The first order of business was upgrading antiquated production equipment at the Glendale Avenue facility. The equipment for bagging tea could only produce paper-wrapped tea bags (think Lipton’s), limiting Davidson’s ability to create trendy and eye-catching packaging. Paper-wrapped tea bags also have limited shelf life versus modern packaging methods since the tea loses its essence over time as it is exposed to oxygen. New production equipment totaled roughly $500,000.
“In order to cater to the U.S. demographic, we had to invest in new tea-bagging machinery,” Patel said. “We had to invest in the growth of the business for the next 10 or 15 years. Looking back, it was the best investment we ever made.
“It helped us quadruple our business and increase employee hiring from 6 to 35. It helped us improve the quality of the product to make it more shelf stable and enhance the oxygen barrier. Changing the packaging material to a more shelf-stable format allowed us to market products with longer shelf life, and it allowed us to export outside of the U.S. Making this simple change elevated us in the marketplace and put us on par with other tea companies.”

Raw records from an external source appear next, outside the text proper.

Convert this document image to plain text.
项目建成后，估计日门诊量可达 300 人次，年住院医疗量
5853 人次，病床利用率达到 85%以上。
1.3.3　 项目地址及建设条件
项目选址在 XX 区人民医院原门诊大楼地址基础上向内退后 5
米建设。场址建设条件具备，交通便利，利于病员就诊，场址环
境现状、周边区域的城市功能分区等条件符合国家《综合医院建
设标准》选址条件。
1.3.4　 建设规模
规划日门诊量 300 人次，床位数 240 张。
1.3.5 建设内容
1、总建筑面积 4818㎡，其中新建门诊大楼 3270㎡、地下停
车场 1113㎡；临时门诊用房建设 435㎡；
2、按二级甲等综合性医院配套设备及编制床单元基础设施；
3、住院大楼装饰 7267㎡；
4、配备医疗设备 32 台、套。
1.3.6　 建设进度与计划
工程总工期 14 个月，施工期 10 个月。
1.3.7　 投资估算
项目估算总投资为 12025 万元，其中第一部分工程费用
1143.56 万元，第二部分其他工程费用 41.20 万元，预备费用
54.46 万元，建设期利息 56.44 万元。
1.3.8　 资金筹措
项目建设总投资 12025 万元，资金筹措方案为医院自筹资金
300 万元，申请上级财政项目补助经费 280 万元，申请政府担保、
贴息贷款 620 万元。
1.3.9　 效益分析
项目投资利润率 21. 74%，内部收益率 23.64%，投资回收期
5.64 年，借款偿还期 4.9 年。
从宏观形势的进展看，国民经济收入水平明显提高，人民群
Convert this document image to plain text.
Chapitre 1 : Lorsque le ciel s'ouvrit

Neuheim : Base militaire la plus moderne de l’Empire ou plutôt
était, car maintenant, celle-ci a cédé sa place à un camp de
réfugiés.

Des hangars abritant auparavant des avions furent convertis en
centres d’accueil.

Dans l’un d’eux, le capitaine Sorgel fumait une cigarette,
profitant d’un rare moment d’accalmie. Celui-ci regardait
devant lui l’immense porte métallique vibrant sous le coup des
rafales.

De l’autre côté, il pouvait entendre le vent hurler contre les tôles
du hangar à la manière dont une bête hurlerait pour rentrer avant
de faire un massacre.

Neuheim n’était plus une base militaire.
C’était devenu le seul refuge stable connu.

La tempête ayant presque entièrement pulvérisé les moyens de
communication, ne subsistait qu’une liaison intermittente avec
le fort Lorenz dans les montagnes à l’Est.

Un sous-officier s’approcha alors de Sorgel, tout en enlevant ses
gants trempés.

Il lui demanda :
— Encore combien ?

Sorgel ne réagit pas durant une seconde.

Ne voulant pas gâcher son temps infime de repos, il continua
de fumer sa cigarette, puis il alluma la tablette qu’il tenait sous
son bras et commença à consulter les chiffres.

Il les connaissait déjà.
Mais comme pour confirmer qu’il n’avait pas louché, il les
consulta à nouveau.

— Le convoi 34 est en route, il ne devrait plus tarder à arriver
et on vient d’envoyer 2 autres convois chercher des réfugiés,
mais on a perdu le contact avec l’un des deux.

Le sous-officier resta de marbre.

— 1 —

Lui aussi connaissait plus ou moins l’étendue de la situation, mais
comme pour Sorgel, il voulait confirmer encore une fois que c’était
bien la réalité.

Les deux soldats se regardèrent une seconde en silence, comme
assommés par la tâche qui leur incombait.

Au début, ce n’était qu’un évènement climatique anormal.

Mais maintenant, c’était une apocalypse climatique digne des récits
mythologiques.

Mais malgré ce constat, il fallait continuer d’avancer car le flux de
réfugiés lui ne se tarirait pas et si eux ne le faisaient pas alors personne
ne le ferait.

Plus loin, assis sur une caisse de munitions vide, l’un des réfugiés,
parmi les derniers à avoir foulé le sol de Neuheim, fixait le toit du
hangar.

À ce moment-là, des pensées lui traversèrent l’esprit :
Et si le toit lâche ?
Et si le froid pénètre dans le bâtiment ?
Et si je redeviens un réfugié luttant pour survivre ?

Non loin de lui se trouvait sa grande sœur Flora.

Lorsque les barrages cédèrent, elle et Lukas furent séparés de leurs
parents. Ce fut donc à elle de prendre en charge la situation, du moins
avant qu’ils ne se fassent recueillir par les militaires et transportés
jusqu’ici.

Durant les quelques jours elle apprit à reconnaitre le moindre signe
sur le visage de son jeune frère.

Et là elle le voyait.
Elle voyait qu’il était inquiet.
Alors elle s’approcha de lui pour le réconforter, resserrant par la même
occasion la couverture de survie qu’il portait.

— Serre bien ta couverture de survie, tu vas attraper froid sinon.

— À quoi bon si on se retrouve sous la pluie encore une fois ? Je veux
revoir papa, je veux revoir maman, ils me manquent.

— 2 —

Another overarching factor that has helped Davidson’s Organics grow was the unparalleled depth of industry knowledge that comes from Patel’s wife, Promilla, whose family has been growing tea in India for nearly a century. A third-generation tea grower, Promilla Patel’s experience, coupled with Kunall Patel’s business acumen gained from working for four years on Wall Street as a commercial banker and a degree in operations management from Rutgers University, made the duo formidable business partners.
“We already knew the tea industry well from sourcing and global tea and packaging trends,” he said. “And working at JP Morgan in New York gave me the high critical analysis needed to analyze (prospective) markets.”
Still, leaving a high-paying job on Wall Street didn’t come without some trepidation. Patel said he made the leap and moved to Reno only on the condition that he take a two-year, hands-on crash course in all aspects of the tea industry. He visited a plethora of tea farms to learn the technical aspects of growing tea, and he immersed himself in all aspects of operations at Davidson’s Organics to fully understand the company’s infrastructure and manufacturing operations, customer base and supply chain.
“At the end of program, I knew our teas from farm to the finished product in the cup,” he said.
And that’s what separates Davidson’s Organics from its competitors in a highly saturated market, Patel said. It’s also become the pillar of the company’s marketing and sales efforts.
“It’s farm to cup,” Patel said. “We are the only tea company that grows, imports, blends, manufactures, packages and distributes its own tea, and that sets us apart from all other tea companies. It’s all vertically integrated, and that allows us to control everything we do.”
Patel has become a world traveler in the past decade. The company sources tea ingredients from India, China, Sri Lanka, Egypt, South Africa, Brazil and Ecuador, to name just a handful of countries he’s visited as he set up sourcing contracts. In the past decade, Patel estimates he’s logged between 11 million and 15 million frequent flyer miles.
If he could change anything about the past 10 years, Patel said he would have bought out some well-positioned competitors and unique distribution companies that would have fast-tracked Davidson’s Organics growth. But he’s never wished for a different career.
“I truly enjoy what I am doing today,” he said. “Every day I delight people’s palates with the different blends of teas we manufacture. At end of the day, I am a salesman selling tea bags – and you have to sell a billion of them to make a living – but I really am bringing pleasure to people, and that is what I enjoy doing.”